À Saint-Pacôme, le Bon Dieu s’est fait jardinier, si j’ose dire. Une entreprise novatrice a offert de prendre en charge l’entretien et la préservation de l’église. En contrepartie, le bâtiment doit être transformé et des légumes biologiques pousseront désormais dans la nef. C’est un projet qui soulève l’enthousiasme, écologique, nourricier, et qui de surcroît comporte un volet communautaire. Nous avons de la chance.

Mais ceux qui restent ont le cœur gros. Ces paroissiens fidèles, attachés à leur communauté et au clocher qui la symbolise encore à leurs yeux, souffrent dans leur chair de voir les marchands envahir le temple. Leur douleur est réelle; elle est déchirante et mérite qu’on la traite avec douceur.

Aujourd’hui, j’ai assisté aux vêpres à Saint-Pacôme. Les toutes dernières avant le début des travaux qui changeront à tout jamais le cœur de cet édifice. J’ai entendu les fidèles chanter, le cœur serré et les larmes au bord des paupières. J’ai vu leur stoïcisme. J’ai vu aussi leur résignation – ce n’est pas parce qu’on est triste qu’on ne comprend pas les nécessités du temps qui passe. J’ai vu leur détermination à se considérer désormais comme les pierres qui soutiendront l’édifice de leur foi, peu importe où celui-ci s’incarnera désormais.

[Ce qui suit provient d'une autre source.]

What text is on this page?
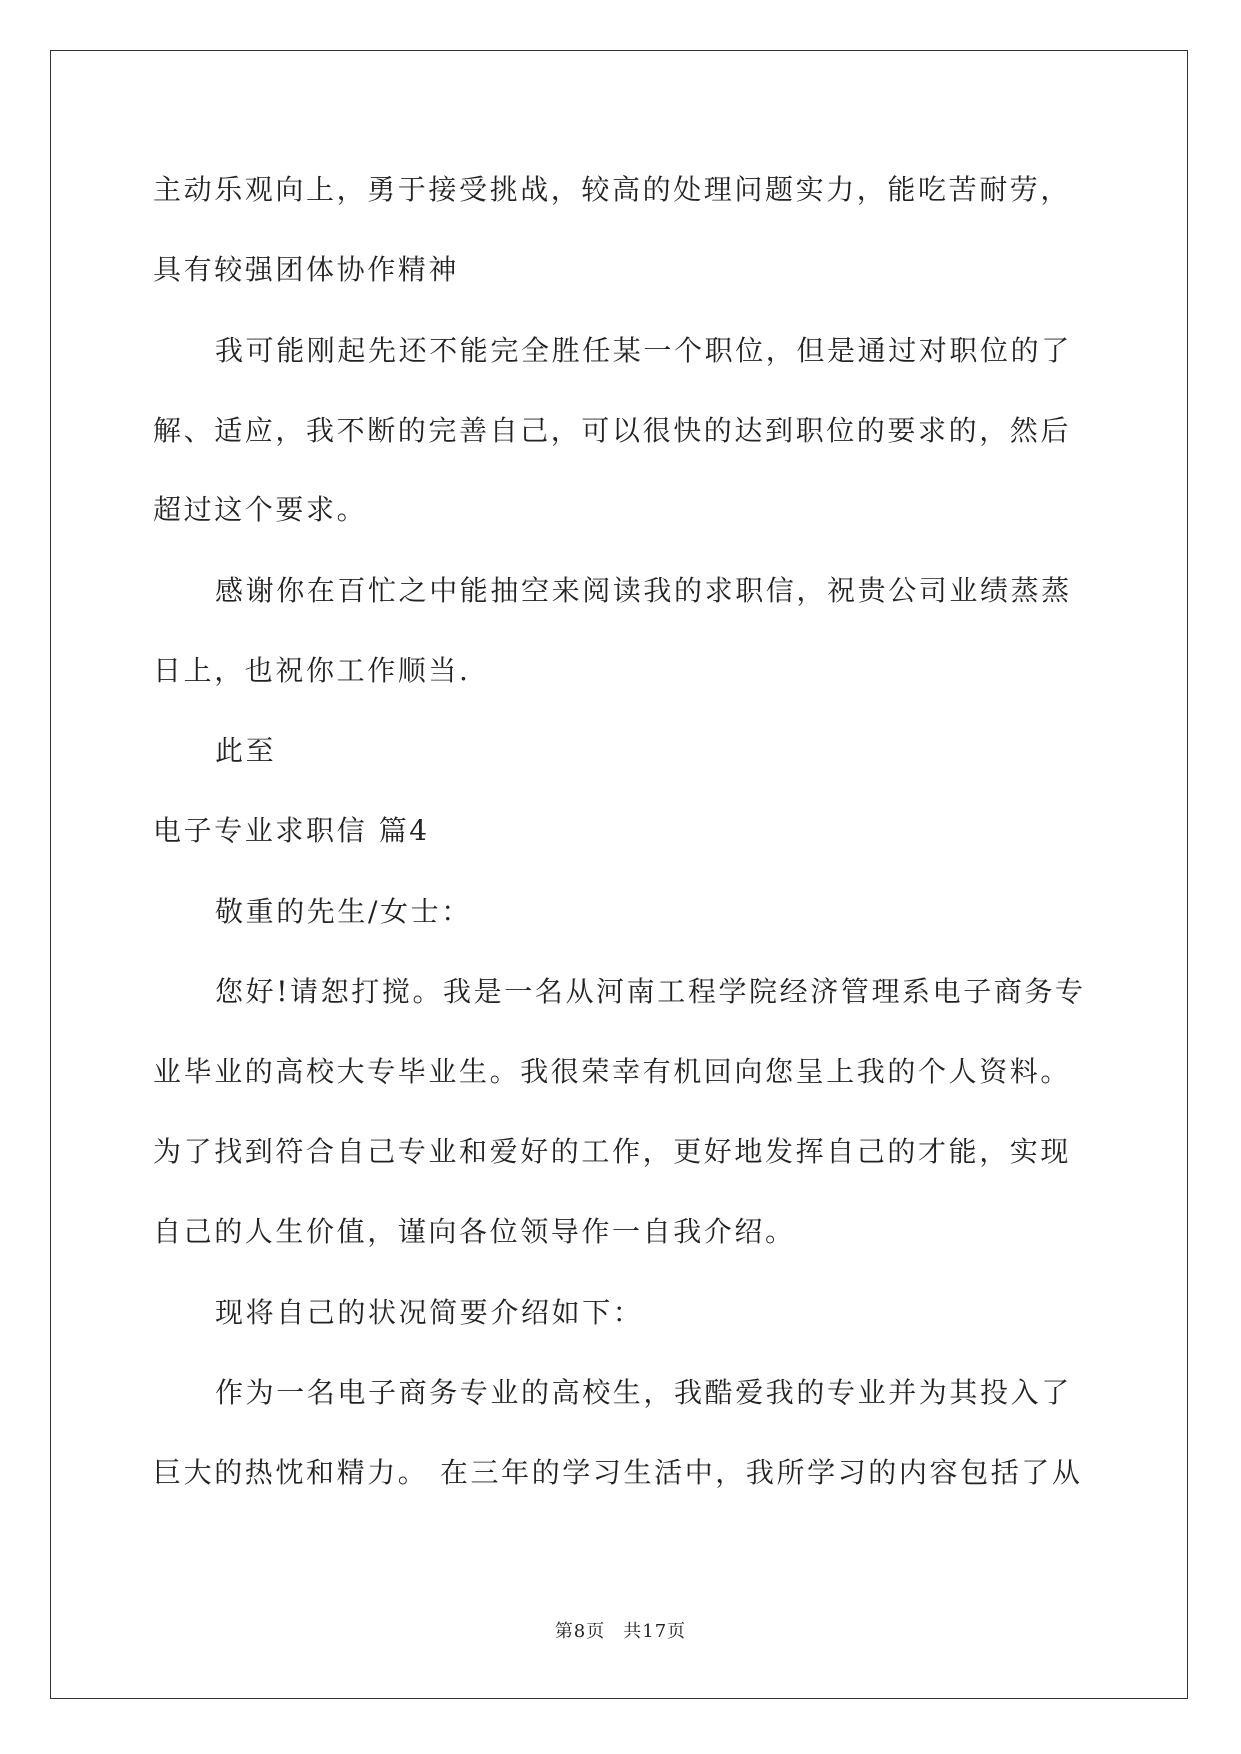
主动乐观向上，勇于接受挑战，较高的处理问题实力，能吃苦耐劳，
具有较强团体协作精神
我可能刚起先还不能完全胜任某一个职位，但是通过对职位的了
解、适应，我不断的完善自己，可以很快的达到职位的要求的，然后
超过这个要求。
感谢你在百忙之中能抽空来阅读我的求职信，祝贵公司业绩蒸蒸
日上，也祝你工作顺当.
此至
电子专业求职信 篇4
敬重的先生/女士：
您好!请恕打搅。我是一名从河南工程学院经济管理系电子商务专
业毕业的高校大专毕业生。我很荣幸有机回向您呈上我的个人资料。
为了找到符合自己专业和爱好的工作，更好地发挥自己的才能，实现
自己的人生价值，谨向各位领导作一自我介绍。
现将自己的状况简要介绍如下：
作为一名电子商务专业的高校生，我酷爱我的专业并为其投入了
巨大的热忱和精力。 在三年的学习生活中，我所学习的内容包括了从
第8页 共17页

Quand saint Pacôme s’est laissé glisser hors de sa niche dans les bras de deux fils du village, le temps s’est arrêté un tout petit peu.

Aux endeuillés de cette paroisse, j’offre ma compassion et je souhaite la sérénité et la paix. Je souhaite aussi que malgré la fin d’une époque où les ors et les statues témoignaient de notre foi, nous sachions nous souvenir que le Message, lui, n’a pas changé.

Reste maintenant à le mettre en pratique.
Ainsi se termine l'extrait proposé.